Suggested-by: David Matlack <dmatlack@google.com>
Signed-off-by: Vipin Sharma <vipinsh@google.com>
---
 arch/x86/kvm/mmu/tdp_mmu.c | 24 +++++++++++++++++++-----
 1 file changed, 19 insertions(+), 5 deletions(-)

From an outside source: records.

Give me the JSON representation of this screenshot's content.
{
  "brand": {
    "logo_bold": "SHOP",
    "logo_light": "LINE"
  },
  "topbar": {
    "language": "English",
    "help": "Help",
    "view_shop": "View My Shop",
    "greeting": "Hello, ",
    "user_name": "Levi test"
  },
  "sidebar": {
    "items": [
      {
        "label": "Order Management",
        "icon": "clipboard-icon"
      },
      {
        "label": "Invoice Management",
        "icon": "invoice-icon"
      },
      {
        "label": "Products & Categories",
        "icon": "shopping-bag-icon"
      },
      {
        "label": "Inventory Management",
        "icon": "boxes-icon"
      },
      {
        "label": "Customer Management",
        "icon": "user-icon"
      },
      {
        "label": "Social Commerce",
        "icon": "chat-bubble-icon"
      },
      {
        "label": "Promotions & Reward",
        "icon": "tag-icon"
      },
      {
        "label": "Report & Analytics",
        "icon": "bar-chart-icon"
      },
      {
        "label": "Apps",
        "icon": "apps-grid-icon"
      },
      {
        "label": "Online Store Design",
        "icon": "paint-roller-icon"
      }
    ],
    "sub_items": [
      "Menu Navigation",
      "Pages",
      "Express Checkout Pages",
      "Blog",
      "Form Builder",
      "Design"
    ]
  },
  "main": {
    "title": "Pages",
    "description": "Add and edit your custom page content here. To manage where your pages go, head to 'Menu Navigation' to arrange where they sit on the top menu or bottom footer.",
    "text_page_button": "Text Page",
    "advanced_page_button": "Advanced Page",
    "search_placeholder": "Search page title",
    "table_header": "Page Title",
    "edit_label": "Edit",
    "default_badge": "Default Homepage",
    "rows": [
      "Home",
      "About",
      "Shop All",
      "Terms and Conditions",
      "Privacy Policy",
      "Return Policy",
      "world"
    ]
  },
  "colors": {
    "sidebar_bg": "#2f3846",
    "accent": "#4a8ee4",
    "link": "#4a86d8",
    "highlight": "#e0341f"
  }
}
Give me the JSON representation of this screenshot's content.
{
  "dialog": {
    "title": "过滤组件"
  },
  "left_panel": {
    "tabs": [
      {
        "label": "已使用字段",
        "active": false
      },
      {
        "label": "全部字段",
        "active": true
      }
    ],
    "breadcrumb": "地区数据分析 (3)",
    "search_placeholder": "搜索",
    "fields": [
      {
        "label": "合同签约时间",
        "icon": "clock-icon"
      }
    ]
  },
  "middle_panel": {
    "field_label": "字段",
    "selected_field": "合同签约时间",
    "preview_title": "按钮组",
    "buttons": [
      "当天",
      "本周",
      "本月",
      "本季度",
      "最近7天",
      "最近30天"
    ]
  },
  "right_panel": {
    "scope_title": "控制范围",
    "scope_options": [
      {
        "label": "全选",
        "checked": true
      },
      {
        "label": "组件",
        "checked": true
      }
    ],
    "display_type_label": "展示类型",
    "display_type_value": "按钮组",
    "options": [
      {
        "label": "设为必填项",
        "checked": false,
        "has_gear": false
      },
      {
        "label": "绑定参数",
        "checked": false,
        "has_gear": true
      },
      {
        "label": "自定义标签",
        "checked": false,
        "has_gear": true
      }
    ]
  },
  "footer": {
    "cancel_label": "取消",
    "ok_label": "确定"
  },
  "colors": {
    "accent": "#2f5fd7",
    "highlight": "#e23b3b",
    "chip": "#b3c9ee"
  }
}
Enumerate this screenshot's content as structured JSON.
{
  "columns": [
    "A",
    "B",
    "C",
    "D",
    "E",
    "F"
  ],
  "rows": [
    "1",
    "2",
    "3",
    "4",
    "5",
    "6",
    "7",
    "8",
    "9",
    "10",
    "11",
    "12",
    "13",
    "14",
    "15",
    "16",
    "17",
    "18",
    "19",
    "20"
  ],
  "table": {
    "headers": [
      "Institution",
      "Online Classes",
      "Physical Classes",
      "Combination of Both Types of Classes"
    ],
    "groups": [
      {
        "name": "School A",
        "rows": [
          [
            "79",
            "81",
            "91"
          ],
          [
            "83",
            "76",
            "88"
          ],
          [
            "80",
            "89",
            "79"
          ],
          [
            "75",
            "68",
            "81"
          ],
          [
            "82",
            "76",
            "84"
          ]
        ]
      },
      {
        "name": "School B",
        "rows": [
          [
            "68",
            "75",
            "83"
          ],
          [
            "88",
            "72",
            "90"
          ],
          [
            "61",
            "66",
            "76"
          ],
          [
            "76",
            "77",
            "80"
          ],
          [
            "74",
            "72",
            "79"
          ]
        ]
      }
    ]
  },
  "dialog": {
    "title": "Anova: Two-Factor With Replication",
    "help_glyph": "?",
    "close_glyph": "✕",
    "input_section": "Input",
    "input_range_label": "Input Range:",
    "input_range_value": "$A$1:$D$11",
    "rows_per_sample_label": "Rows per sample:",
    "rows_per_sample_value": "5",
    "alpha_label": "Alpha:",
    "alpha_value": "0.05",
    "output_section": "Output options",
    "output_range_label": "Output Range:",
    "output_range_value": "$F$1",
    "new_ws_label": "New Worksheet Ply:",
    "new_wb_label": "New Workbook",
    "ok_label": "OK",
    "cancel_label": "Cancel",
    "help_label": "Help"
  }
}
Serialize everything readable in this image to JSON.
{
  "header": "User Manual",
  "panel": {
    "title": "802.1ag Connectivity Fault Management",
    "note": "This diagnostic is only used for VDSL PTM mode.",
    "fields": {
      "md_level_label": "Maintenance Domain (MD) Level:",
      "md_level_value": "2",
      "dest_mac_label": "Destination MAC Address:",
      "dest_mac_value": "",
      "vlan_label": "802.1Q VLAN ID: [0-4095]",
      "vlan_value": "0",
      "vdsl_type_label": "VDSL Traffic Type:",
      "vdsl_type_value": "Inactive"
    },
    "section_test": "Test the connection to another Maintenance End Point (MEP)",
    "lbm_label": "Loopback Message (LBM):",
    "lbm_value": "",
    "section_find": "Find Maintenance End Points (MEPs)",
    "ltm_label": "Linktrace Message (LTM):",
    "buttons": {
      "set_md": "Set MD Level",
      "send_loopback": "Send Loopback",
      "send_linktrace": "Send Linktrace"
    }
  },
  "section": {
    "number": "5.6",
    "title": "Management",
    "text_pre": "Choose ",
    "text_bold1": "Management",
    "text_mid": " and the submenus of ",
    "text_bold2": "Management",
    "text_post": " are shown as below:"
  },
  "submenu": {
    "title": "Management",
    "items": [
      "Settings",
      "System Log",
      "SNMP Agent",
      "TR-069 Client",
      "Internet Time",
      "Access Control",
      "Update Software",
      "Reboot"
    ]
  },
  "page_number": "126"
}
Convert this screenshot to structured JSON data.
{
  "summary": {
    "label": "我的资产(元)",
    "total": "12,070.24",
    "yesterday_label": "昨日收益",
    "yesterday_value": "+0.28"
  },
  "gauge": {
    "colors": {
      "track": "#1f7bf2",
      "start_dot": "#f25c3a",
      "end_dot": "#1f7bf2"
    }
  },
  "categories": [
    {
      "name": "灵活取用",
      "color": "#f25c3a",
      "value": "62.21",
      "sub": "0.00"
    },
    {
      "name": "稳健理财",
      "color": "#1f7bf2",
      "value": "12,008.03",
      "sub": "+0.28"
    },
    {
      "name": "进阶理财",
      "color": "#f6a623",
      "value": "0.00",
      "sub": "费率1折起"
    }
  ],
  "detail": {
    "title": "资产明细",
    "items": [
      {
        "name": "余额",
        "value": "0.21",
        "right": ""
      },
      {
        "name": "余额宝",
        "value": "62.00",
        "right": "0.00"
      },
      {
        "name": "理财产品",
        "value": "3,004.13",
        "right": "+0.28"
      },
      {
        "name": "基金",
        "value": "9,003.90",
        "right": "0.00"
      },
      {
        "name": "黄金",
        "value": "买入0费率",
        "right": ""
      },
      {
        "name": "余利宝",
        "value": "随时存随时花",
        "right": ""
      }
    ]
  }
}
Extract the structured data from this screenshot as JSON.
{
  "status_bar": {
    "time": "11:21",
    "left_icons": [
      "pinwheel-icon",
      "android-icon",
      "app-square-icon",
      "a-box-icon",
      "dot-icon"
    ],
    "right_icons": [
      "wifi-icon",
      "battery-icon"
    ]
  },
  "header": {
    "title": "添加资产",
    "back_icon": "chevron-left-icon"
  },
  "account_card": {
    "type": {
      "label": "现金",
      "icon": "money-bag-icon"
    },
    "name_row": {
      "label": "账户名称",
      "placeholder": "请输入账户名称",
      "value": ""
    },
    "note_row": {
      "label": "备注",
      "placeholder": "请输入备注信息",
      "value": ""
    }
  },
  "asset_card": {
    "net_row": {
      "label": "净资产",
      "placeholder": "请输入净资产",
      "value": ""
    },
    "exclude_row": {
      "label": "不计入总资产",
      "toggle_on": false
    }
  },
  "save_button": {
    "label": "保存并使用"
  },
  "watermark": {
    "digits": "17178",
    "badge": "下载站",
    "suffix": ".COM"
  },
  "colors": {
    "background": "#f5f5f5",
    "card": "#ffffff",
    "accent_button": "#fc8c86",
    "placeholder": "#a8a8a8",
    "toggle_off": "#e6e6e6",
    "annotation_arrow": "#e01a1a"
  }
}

diff --git a/arch/x86/kvm/mmu/tdp_mmu.c b/arch/x86/kvm/mmu/tdp_mmu.c
index bf2ccf9debcaa..1e30e18fc6a03 100644
--- a/arch/x86/kvm/mmu/tdp_mmu.c
+++ b/arch/x86/kvm/mmu/tdp_mmu.c
@@ -1402,9 +1402,19 @@ bool kvm_tdp_mmu_wrprot_slot(struct kvm *kvm,
 	return spte_set;
 }
 
-static struct kvm_mmu_page *__tdp_mmu_alloc_sp_for_split(gfp_t gfp)
+/*
+ * Caller's responsibility to pass a valid spte which has the shadow page
+ * present.
+ */
+static int tdp_mmu_spte_to_nid(u64 spte)
+{
+	return page_to_nid(pfn_to_page(spte_to_pfn(spte)));
+}
+
+static struct kvm_mmu_page *__tdp_mmu_alloc_sp_for_split(int nid, gfp_t gfp)
 {
 	struct kvm_mmu_page *sp;
+	struct page *spt_page;
 
 	gfp |= __GFP_ZERO;
 
@@ -1412,11 +1422,12 @@ static struct kvm_mmu_page *__tdp_mmu_alloc_sp_for_split(gfp_t gfp)
 	if (!sp)
 		return NULL;
 
-	sp->spt = (void *)__get_free_page(gfp);
-	if (!sp->spt) {
+	spt_page = alloc_pages_node(nid, gfp, 0);
+	if (!spt_page) {
 		kmem_cache_free(mmu_page_header_cache, sp);
 		return NULL;
 	}
+	sp->spt = page_address(spt_page);
 
 	return sp;
 }
@@ -1426,6 +1437,9 @@ static struct kvm_mmu_page *tdp_mmu_alloc_sp_for_split(struct kvm *kvm,
 						       bool shared)
 {
 	struct kvm_mmu_page *sp;
+	int nid;
+
+	nid = tdp_mmu_spte_to_nid(iter->old_spte);
 
 	/*
 	 * Since we are allocating while under the MMU lock we have to be
@@ -1436,7 +1450,7 @@ static struct kvm_mmu_page *tdp_mmu_alloc_sp_for_split(struct kvm *kvm,
 	 * If this allocation fails we drop the lock and retry with reclaim
 	 * allowed.
 	 */
-	sp = __tdp_mmu_alloc_sp_for_split(GFP_NOWAIT | __GFP_ACCOUNT);
+	sp = __tdp_mmu_alloc_sp_for_split(nid, GFP_NOWAIT | __GFP_ACCOUNT);
 	if (sp)
 		return sp;
 
@@ -1448,7 +1462,7 @@ static struct kvm_mmu_page *tdp_mmu_alloc_sp_for_split(struct kvm *kvm,
 		write_unlock(&kvm->mmu_lock);
 
 	iter->yielded = true;
-	sp = __tdp_mmu_alloc_sp_for_split(GFP_KERNEL_ACCOUNT);
+	sp = __tdp_mmu_alloc_sp_for_split(nid, GFP_KERNEL_ACCOUNT);
 
 	if (shared)
 		read_lock(&kvm->mmu_lock);
-- 
2.37.1.455.g008518b4e5-goog